Perry has proposed addressing a joint session of the Legislature one more time before he leaves office, Felix Browne, the governor’s spokesman, confirmed on Sunday. 

“In addressing a joint session, the Governor will highlight the bipartisan accomplishments that have made Texas the economic engine that is powering our country in job creation,” Browne said in an email.

Perry’s speech would most likely happen after the new legislative session begins on Jan. 13, but before the Jan. 20 inauguration of his successor, Greg Abbott.

Jason Embry, a spokesman for House Speaker Joe Straus, R-San Antonio, said that the House had received Perry’s request and “is still planning the early days of the session.” He added, “We are working with the Governor’s office and the Lieutenant Governor’s office to try to meet the request.”

“It’s not amazingly surprising” that Perry has made such a request, said Jim Henson, a Tribune pollster and director of the Texas Politics Project at the University of Texas at Austin. Given that Perry has led the state for more than a decade, Henson said, it makes sense that “he would use the bully pulpit one last time.”

“We all might notice some obvious political benefits to that for him as well given his ambitions,” Henson added.

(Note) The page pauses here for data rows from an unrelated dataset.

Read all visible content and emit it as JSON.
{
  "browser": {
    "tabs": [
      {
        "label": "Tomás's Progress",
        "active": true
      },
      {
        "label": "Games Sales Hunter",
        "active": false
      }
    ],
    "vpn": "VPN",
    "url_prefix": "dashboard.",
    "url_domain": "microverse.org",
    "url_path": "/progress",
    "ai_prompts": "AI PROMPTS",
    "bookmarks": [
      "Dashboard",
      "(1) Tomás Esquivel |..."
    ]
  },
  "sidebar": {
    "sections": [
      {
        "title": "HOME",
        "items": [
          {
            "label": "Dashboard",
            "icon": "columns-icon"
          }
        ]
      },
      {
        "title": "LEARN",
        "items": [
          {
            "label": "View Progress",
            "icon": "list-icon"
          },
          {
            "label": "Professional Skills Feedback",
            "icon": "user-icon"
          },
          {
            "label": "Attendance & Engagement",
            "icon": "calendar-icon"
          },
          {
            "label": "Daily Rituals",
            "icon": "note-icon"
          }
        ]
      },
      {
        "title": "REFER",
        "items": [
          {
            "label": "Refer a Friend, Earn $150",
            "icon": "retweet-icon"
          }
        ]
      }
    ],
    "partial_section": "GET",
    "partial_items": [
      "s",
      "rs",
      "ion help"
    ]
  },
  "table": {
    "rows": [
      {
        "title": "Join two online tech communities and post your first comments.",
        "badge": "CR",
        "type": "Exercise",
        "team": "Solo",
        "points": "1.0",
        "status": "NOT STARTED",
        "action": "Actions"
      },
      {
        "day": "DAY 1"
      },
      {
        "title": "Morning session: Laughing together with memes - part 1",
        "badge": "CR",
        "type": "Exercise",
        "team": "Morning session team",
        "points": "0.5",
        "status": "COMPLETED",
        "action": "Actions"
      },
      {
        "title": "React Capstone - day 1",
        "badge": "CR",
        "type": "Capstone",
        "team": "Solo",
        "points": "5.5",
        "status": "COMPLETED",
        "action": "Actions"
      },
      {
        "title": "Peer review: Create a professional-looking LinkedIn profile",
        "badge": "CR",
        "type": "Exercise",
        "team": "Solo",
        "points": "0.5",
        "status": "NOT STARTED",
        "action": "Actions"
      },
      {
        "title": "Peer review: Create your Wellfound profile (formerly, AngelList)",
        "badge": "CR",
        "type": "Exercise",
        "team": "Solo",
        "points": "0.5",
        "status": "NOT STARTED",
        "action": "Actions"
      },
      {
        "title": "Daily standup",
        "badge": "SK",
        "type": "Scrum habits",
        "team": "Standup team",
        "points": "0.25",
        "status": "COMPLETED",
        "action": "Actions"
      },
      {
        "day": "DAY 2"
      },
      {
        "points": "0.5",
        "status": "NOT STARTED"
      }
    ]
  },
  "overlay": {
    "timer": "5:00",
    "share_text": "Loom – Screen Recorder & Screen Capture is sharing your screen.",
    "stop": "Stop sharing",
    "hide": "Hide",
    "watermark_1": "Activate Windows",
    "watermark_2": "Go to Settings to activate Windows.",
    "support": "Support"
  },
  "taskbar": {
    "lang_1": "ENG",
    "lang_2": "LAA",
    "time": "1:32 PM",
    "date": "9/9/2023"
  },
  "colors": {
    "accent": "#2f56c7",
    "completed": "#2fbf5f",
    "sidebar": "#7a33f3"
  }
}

Legislative archives show that Perry’s request appears unusual, at least in recent decades. While the Texas Constitution requires governors at the end of their terms to “give to the Legislature information, by message, of the condition of the State” and to “recommend … such measures as he may deem expedient,” Perry’s three predecessors did that in writing, archives show.

George W. Bush's outgoing report is called “Making Texas a beacon state" in the archives, while Ann Richards’ and Bill Clements’ are simply called “outgoing governor report.” (Bush did deliver a victory speech in the Texas House chamber in December 2000, after he won the presidential election.)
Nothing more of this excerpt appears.